Lamprey Eel Immune System and Ability to Detoxify
Nature magazine has suggested that these creatures possess a specialized immune system and have aspects of which are unrelated to the antibodies found in mammals. Also cited are that lampreys seem to have either a high tolerance for iron overload in their bodies or that they have the ability to detoxify this metal from their system. Lampreys can be found in water considered somewhat polluted and still fare well. Water with high iron content (such as near a waste treatment plant, municipal water outlets, etc) is not preferred by most other fish but lampreys seem to tolerate it well. Perhaps if this is a detoxification process they employ, it can be studied and a process or antidote might be discovered and applied to benefit other fishes. The ability for tuna, cod and other commercial fish to rid themselves of toxic mercury and other heavy metals built-up in their bodies for instance, would be a valuable result of such findings.

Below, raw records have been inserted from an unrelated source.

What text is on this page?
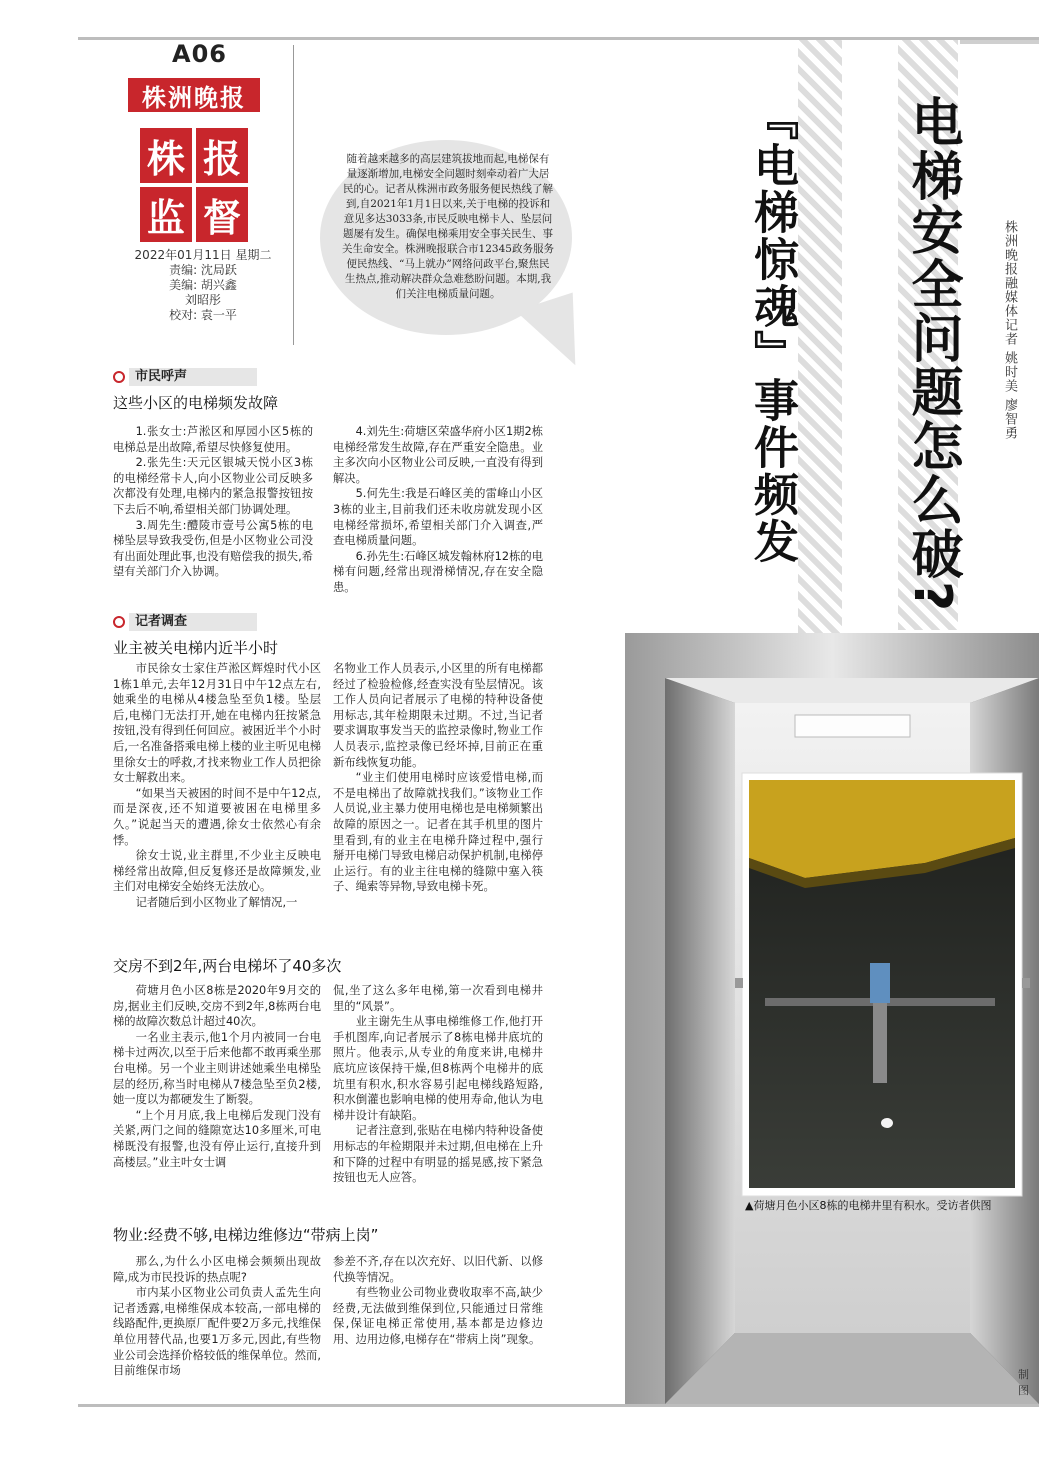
A06
株洲晚报
株 报
监 督
2022年01月11日 星期二
责编: 沈局跃
美编: 胡兴鑫
刘昭彤
校对: 袁一平
随着越来越多的高层建筑拔地而起,电梯保有量逐渐增加,电梯安全问题时刻牵动着广大居民的心。记者从株洲市政务服务便民热线了解到,自2021年1月1日以来,关于电梯的投诉和意见多达3033条,市民反映电梯卡人、坠层问题屡有发生。确保电梯乘用安全事关民生、事关生命安全。株洲晚报联合市12345政务服务便民热线、“马上就办”网络问政平台,聚焦民生热点,推动解决群众急难愁盼问题。本期,我们关注电梯质量问题。	『电梯惊魂』事件频发 电梯安全问题怎么破?	株洲晚报融媒体记者 姚时美 廖智勇
市民呼声
这些小区的电梯频发故障

1.张女士:芦淞区和厚园小区5栋的电梯总是出故障,希望尽快修复使用。

2.张先生:天元区银城天悦小区3栋的电梯经常卡人,向小区物业公司反映多次都没有处理,电梯内的紧急报警按钮按下去后不响,希望相关部门协调处理。

3.周先生:醴陵市壹号公寓5栋的电梯坠层导致我受伤,但是小区物业公司没有出面处理此事,也没有赔偿我的损失,希望有关部门介入协调。

4.刘先生:荷塘区荣盛华府小区1期2栋电梯经常发生故障,存在严重安全隐患。业主多次向小区物业公司反映,一直没有得到解决。

5.何先生:我是石峰区美的雷峰山小区3栋的业主,目前我们还未收房就发现小区电梯经常损坏,希望相关部门介入调查,严查电梯质量问题。

6.孙先生:石峰区城发翰林府12栋的电梯有问题,经常出现滑梯情况,存在安全隐患。

记者调查
业主被关电梯内近半小时

市民徐女士家住芦淞区辉煌时代小区1栋1单元,去年12月31日中午12点左右,她乘坐的电梯从4楼急坠至负1楼。坠层后,电梯门无法打开,她在电梯内狂按紧急按钮,没有得到任何回应。被困近半个小时后,一名准备搭乘电梯上楼的业主听见电梯里徐女士的呼救,才找来物业工作人员把徐女士解救出来。

“如果当天被困的时间不是中午12点,而是深夜,还不知道要被困在电梯里多久。”说起当天的遭遇,徐女士依然心有余悸。

徐女士说,业主群里,不少业主反映电梯经常出故障,但反复修还是故障频发,业主们对电梯安全始终无法放心。

记者随后到小区物业了解情况,一

名物业工作人员表示,小区里的所有电梯都经过了检验检修,经查实没有坠层情况。该工作人员向记者展示了电梯的特种设备使用标志,其年检期限未过期。不过,当记者要求调取事发当天的监控录像时,物业工作人员表示,监控录像已经坏掉,目前正在重新布线恢复功能。

“业主们使用电梯时应该爱惜电梯,而不是电梯出了故障就找我们。”该物业工作人员说,业主暴力使用电梯也是电梯频繁出故障的原因之一。记者在其手机里的图片里看到,有的业主在电梯升降过程中,强行掰开电梯门导致电梯启动保护机制,电梯停止运行。有的业主往电梯的缝隙中塞入筷子、绳索等异物,导致电梯卡死。

交房不到2年,两台电梯坏了40多次

荷塘月色小区8栋是2020年9月交的房,据业主们反映,交房不到2年,8栋两台电梯的故障次数总计超过40次。

一名业主表示,他1个月内被同一台电梯卡过两次,以至于后来他都不敢再乘坐那台电梯。另一个业主则讲述她乘坐电梯坠层的经历,称当时电梯从7楼急坠至负2楼,她一度以为都硬发生了断裂。

“上个月月底,我上电梯后发现门没有关紧,两门之间的缝隙宽达10多厘米,可电梯既没有报警,也没有停止运行,直接升到高楼层。”业主叶女士调

侃,坐了这么多年电梯,第一次看到电梯井里的“风景”。

业主谢先生从事电梯维修工作,他打开手机图库,向记者展示了8栋电梯井底坑的照片。他表示,从专业的角度来讲,电梯井底坑应该保持干燥,但8栋两个电梯井的底坑里有积水,积水容易引起电梯线路短路,积水倒灌也影响电梯的使用寿命,他认为电梯井设计有缺陷。

记者注意到,张贴在电梯内特种设备使用标志的年检期限并未过期,但电梯在上升和下降的过程中有明显的摇晃感,按下紧急按钮也无人应答。

物业:经费不够,电梯边维修边“带病上岗”

那么,为什么小区电梯会频频出现故障,成为市民投诉的热点呢?

市内某小区物业公司负责人孟先生向记者透露,电梯维保成本较高,一部电梯的线路配件,更换原厂配件要2万多元,找维保单位用替代品,也要1万多元,因此,有些物业公司会选择价格较低的维保单位。然而,目前维保市场

参差不齐,存在以次充好、以旧代新、以修代换等情况。

有些物业公司物业费收取率不高,缺少经费,无法做到维保到位,只能通过日常维保,保证电梯正常使用,基本都是边修边用、边用边修,电梯存在“带病上岗”现象。

▲荷塘月色小区8栋的电梯井里有积水。受访者供图
制图
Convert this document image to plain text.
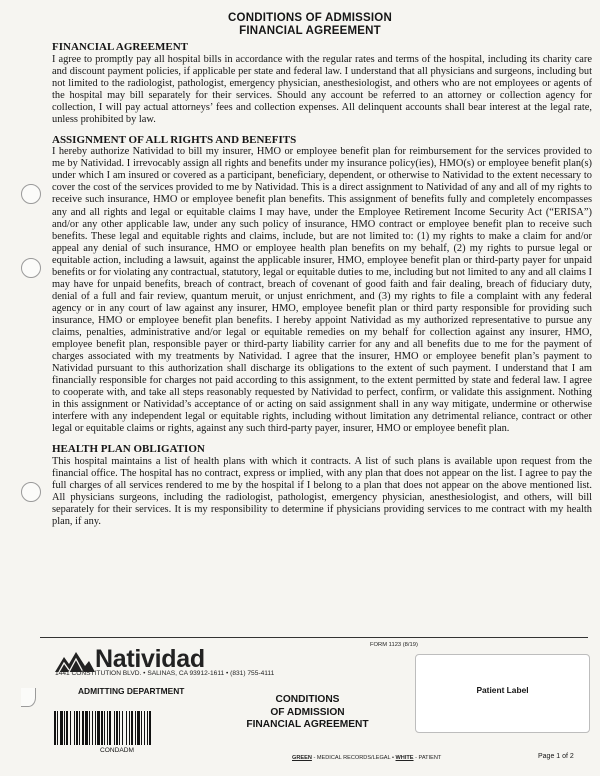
CONDITIONS OF ADMISSION
FINANCIAL AGREEMENT

FINANCIAL AGREEMENT

I agree to promptly pay all hospital bills in accordance with the regular rates and terms of the hospital, including its charity care and discount payment policies, if applicable per state and federal law. I understand that all physicians and surgeons, including but not limited to the radiologist, pathologist, emergency physician, anesthesiologist, and others who are not employees or agents of the hospital may bill separately for their services. Should any account be referred to an attorney or collection agency for collection, I will pay actual attorneys’ fees and collection expenses. All delinquent accounts shall bear interest at the legal rate, unless prohibited by law.

ASSIGNMENT OF ALL RIGHTS AND BENEFITS

I hereby authorize Natividad to bill my insurer, HMO or employee benefit plan for reimbursement for the services provided to me by Natividad. I irrevocably assign all rights and benefits under my insurance policy(ies), HMO(s) or employee benefit plan(s) under which I am insured or covered as a participant, beneficiary, dependent, or otherwise to Natividad to the extent necessary to cover the cost of the services provided to me by Natividad. This is a direct assignment to Natividad of any and all of my rights to receive such insurance, HMO or employee benefit plan benefits. This assignment of benefits fully and completely encompasses any and all rights and legal or equitable claims I may have, under the Employee Retirement Income Security Act (“ERISA”) and/or any other applicable law, under any such policy of insurance, HMO contract or employee benefit plan to receive such benefits. These legal and equitable rights and claims, include, but are not limited to: (1) my rights to make a claim for and/or appeal any denial of such insurance, HMO or employee health plan benefits on my behalf, (2) my rights to pursue legal or equitable action, including a lawsuit, against the applicable insurer, HMO, employee benefit plan or third-party payer for unpaid benefits or for violating any contractual, statutory, legal or equitable duties to me, including but not limited to any and all claims I may have for unpaid benefits, breach of contract, breach of covenant of good faith and fair dealing, breach of fiduciary duty, denial of a full and fair review, quantum meruit, or unjust enrichment, and (3) my rights to file a complaint with any federal agency or in any court of law against any insurer, HMO, employee benefit plan or third party responsible for providing such insurance, HMO or employee benefit plan benefits. I hereby appoint Natividad as my authorized representative to pursue any claims, penalties, administrative and/or legal or equitable remedies on my behalf for collection against any insurer, HMO, employee benefit plan, responsible payer or third-party liability carrier for any and all benefits due to me for the payment of charges associated with my treatments by Natividad. I agree that the insurer, HMO or employee benefit plan’s payment to Natividad pursuant to this authorization shall discharge its obligations to the extent of such payment. I understand that I am financially responsible for charges not paid according to this assignment, to the extent permitted by state and federal law. I agree to cooperate with, and take all steps reasonably requested by Natividad to perfect, confirm, or validate this assignment. Nothing in this assignment or Natividad’s acceptance of or acting on said assignment shall in any way mitigate, undermine or otherwise interfere with any independent legal or equitable rights, including without limitation any detrimental reliance, contract or other legal or equitable claims or rights, against any such third-party payer, insurer, HMO or employee benefit plan.

HEALTH PLAN OBLIGATION

This hospital maintains a list of health plans with which it contracts. A list of such plans is available upon request from the financial office. The hospital has no contract, express or implied, with any plan that does not appear on the list. I agree to pay the full charges of all services rendered to me by the hospital if I belong to a plan that does not appear on the above mentioned list. All physicians surgeons, including the radiologist, pathologist, emergency physician, anesthesiologist, and others, will bill separately for their services. It is my responsibility to determine if physicians providing services to me contract with my health plan, if any.

Natividad
1441 CONSTITUTION BLVD. • SALINAS, CA 93912-1611 • (831) 755-4111
ADMITTING DEPARTMENT
FORM 1123 (8/19)
CONDITIONS
OF ADMISSION
FINANCIAL AGREEMENT
Patient Label
CONDADM
GREEN - MEDICAL RECORDS/LEGAL • WHITE - PATIENT	Page 1 of 2
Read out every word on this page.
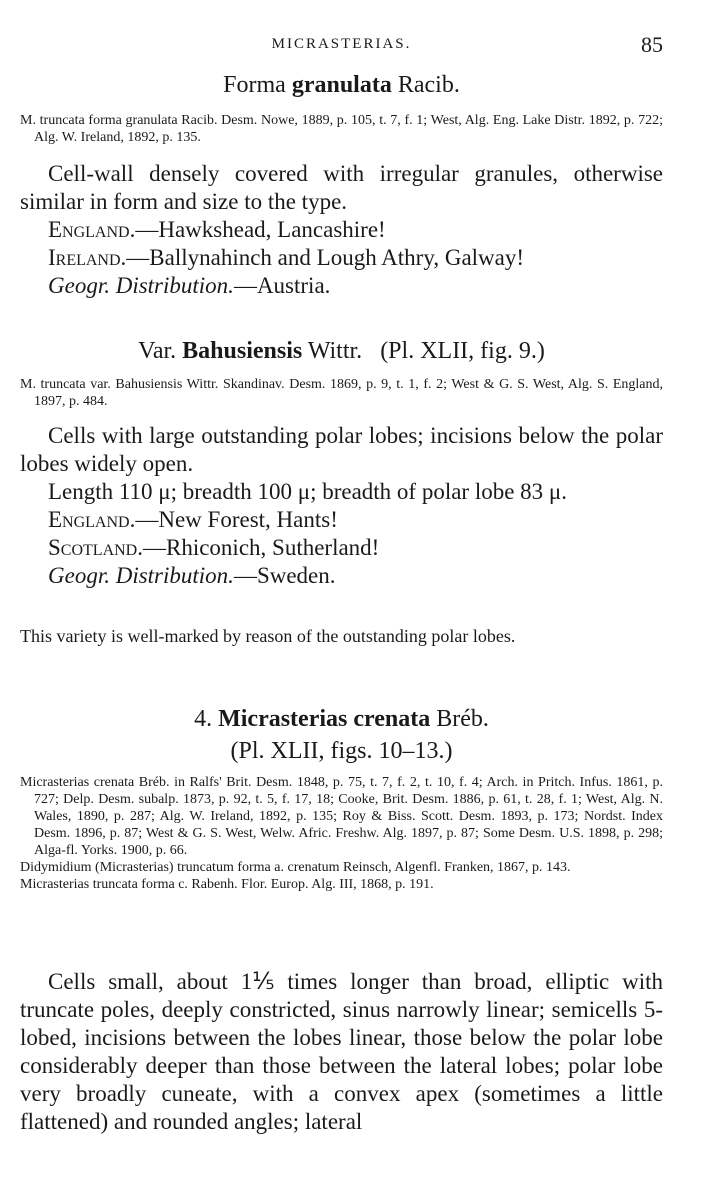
MICRASTERIAS.	85
Forma granulata Racib.

M. truncata forma granulata Racib. Desm. Nowe, 1889, p. 105, t. 7, f. 1; West, Alg. Eng. Lake Distr. 1892, p. 722; Alg. W. Ireland, 1892, p. 135.

Cell-wall densely covered with irregular granules, otherwise similar in form and size to the type.

England.—Hawkshead, Lancashire!

Ireland.—Ballynahinch and Lough Athry, Galway!

Geogr. Distribution.—Austria.

Var. Bahusiensis Wittr. (Pl. XLII, fig. 9.)

M. truncata var. Bahusiensis Wittr. Skandinav. Desm. 1869, p. 9, t. 1, f. 2; West & G. S. West, Alg. S. England, 1897, p. 484.

Cells with large outstanding polar lobes; incisions below the polar lobes widely open.

Length 110 μ; breadth 100 μ; breadth of polar lobe 83 μ.

England.—New Forest, Hants!

Scotland.—Rhiconich, Sutherland!

Geogr. Distribution.—Sweden.

This variety is well-marked by reason of the outstanding polar lobes.

4. Micrasterias crenata Bréb.
(Pl. XLII, figs. 10–13.)

Micrasterias crenata Bréb. in Ralfs' Brit. Desm. 1848, p. 75, t. 7, f. 2, t. 10, f. 4; Arch. in Pritch. Infus. 1861, p. 727; Delp. Desm. subalp. 1873, p. 92, t. 5, f. 17, 18; Cooke, Brit. Desm. 1886, p. 61, t. 28, f. 1; West, Alg. N. Wales, 1890, p. 287; Alg. W. Ireland, 1892, p. 135; Roy & Biss. Scott. Desm. 1893, p. 173; Nordst. Index Desm. 1896, p. 87; West & G. S. West, Welw. Afric. Freshw. Alg. 1897, p. 87; Some Desm. U.S. 1898, p. 298; Alga-fl. Yorks. 1900, p. 66.

Didymidium (Micrasterias) truncatum forma a. crenatum Reinsch, Algenfl. Franken, 1867, p. 143.

Micrasterias truncata forma c. Rabenh. Flor. Europ. Alg. III, 1868, p. 191.

Cells small, about 1⅕ times longer than broad, elliptic with truncate poles, deeply constricted, sinus narrowly linear; semicells 5-lobed, incisions between the lobes linear, those below the polar lobe considerably deeper than those between the lateral lobes; polar lobe very broadly cuneate, with a convex apex (sometimes a little flattened) and rounded angles; lateral
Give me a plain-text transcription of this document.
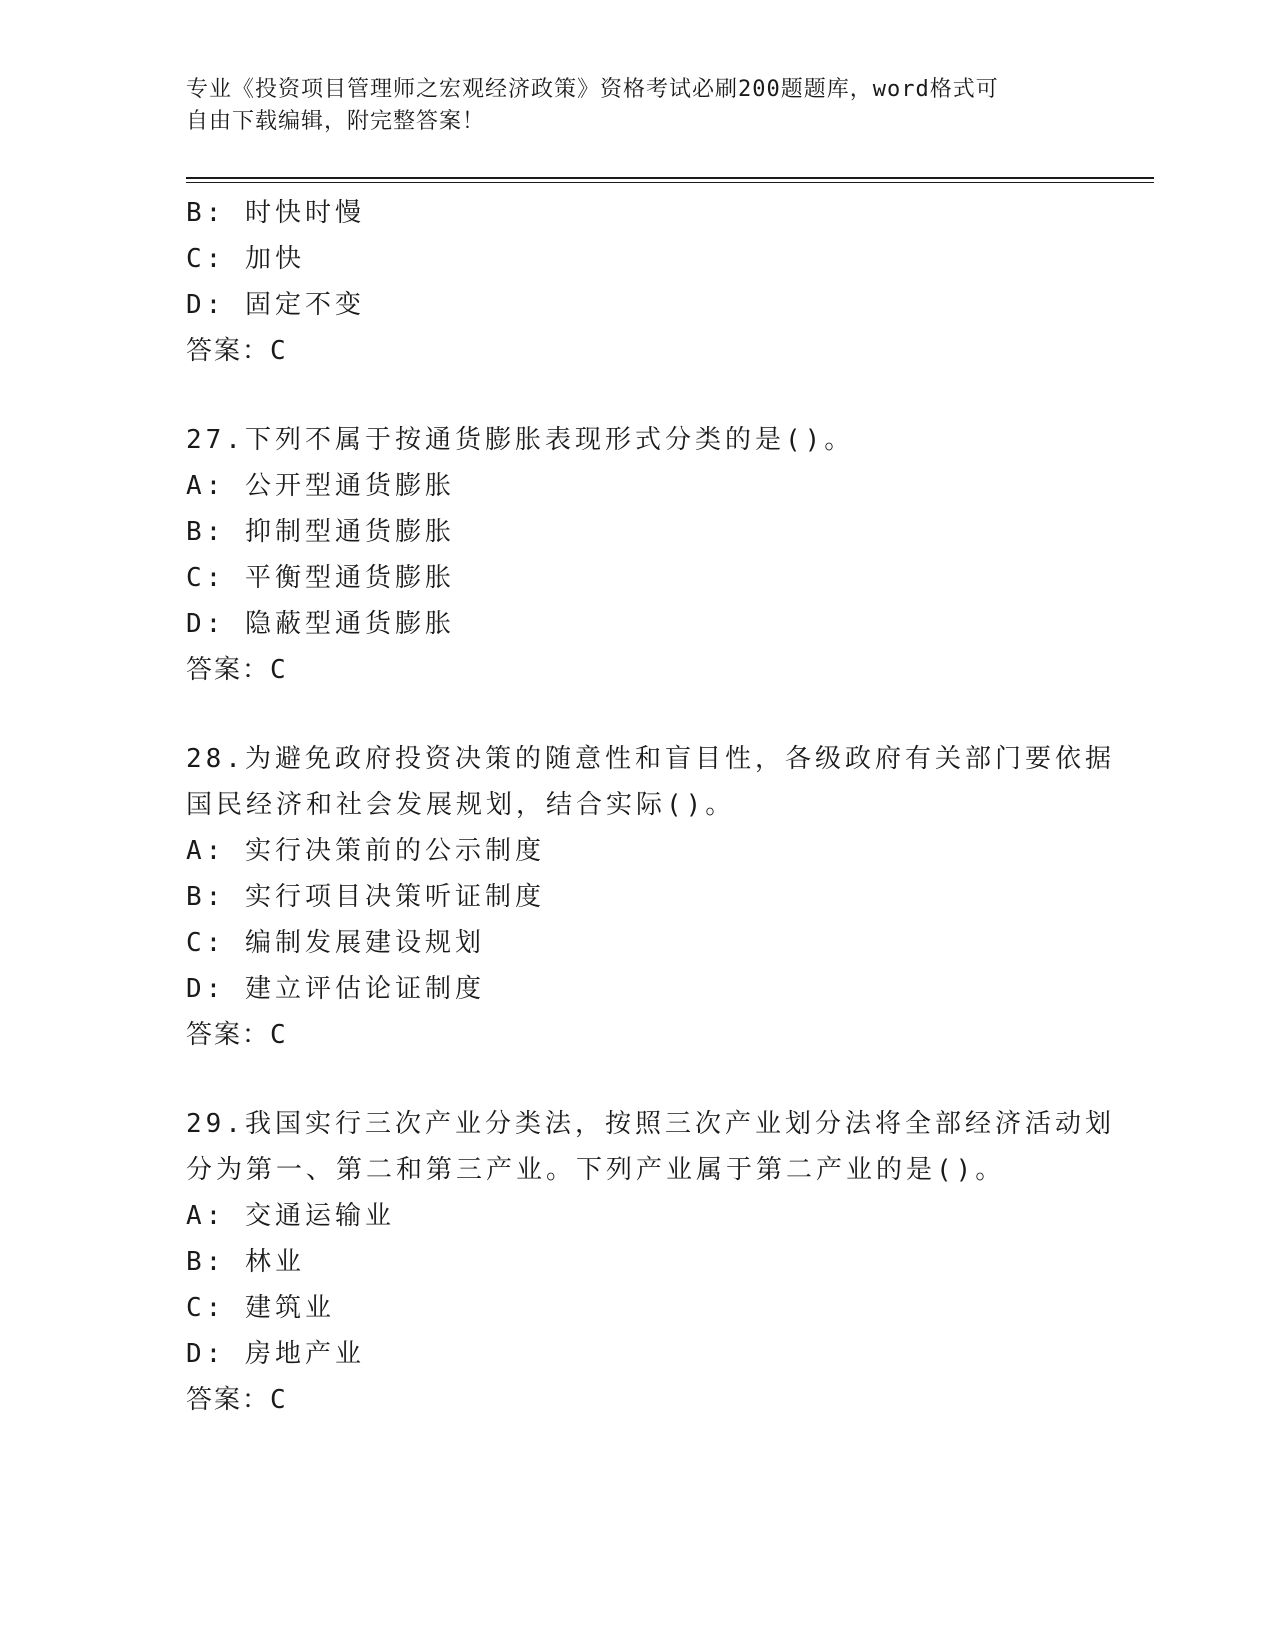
专业《投资项目管理师之宏观经济政策》资格考试必刷200题题库，word格式可
自由下载编辑，附完整答案！
B: 时快时慢
C: 加快
D: 固定不变
答案：C
27.下列不属于按通货膨胀表现形式分类的是()。
A: 公开型通货膨胀
B: 抑制型通货膨胀
C: 平衡型通货膨胀
D: 隐蔽型通货膨胀
答案：C
28.为避免政府投资决策的随意性和盲目性，各级政府有关部门要依据
国民经济和社会发展规划，结合实际()。
A: 实行决策前的公示制度
B: 实行项目决策听证制度
C: 编制发展建设规划
D: 建立评估论证制度
答案：C
29.我国实行三次产业分类法，按照三次产业划分法将全部经济活动划
分为第一、第二和第三产业。下列产业属于第二产业的是()。
A: 交通运输业
B: 林业
C: 建筑业
D: 房地产业
答案：C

Close-Up of a Lamprey Mouth
From Wikipedia, comes mention of lampreys from literature;
Vedius Pollio, a slave owner, was punished by Augustus for attempting to feed one of his slaves to the lampreys in his fishpond for the clumsy act of having broken a crystal cup;
…one of his slaves had broken a crystal cup. Vedius ordered him to be seized and to be put to death in an unusual way. He ordered him to be thrown to the huge lampreys which he had in his fish pond. Who would not think he did this for display? Yet it was out of cruelty. The boy slipped from the captor’s hands and fled to Caesar’s feet asking nothing else other than a different way to die—he did not want to be eaten. Caesar was moved by the novelty of the cruelty and ordered him to be released, all the crystal cups to be broken before his eyes, and the fish pond to be filled in…
-Lucius Annaeus Seneca (often known simply as Seneca, or Seneca the Younger)
(c. 4 BC – AD 65)
Lamprey Eel as a Food Item
It only looks revolting? Cooked in its own blood, I have read. Despite it’s unappealing appearance, it is said to be actually quite good. I have my reservations about that, but bon appetit my friends! There’s more where that came from so, -eat up!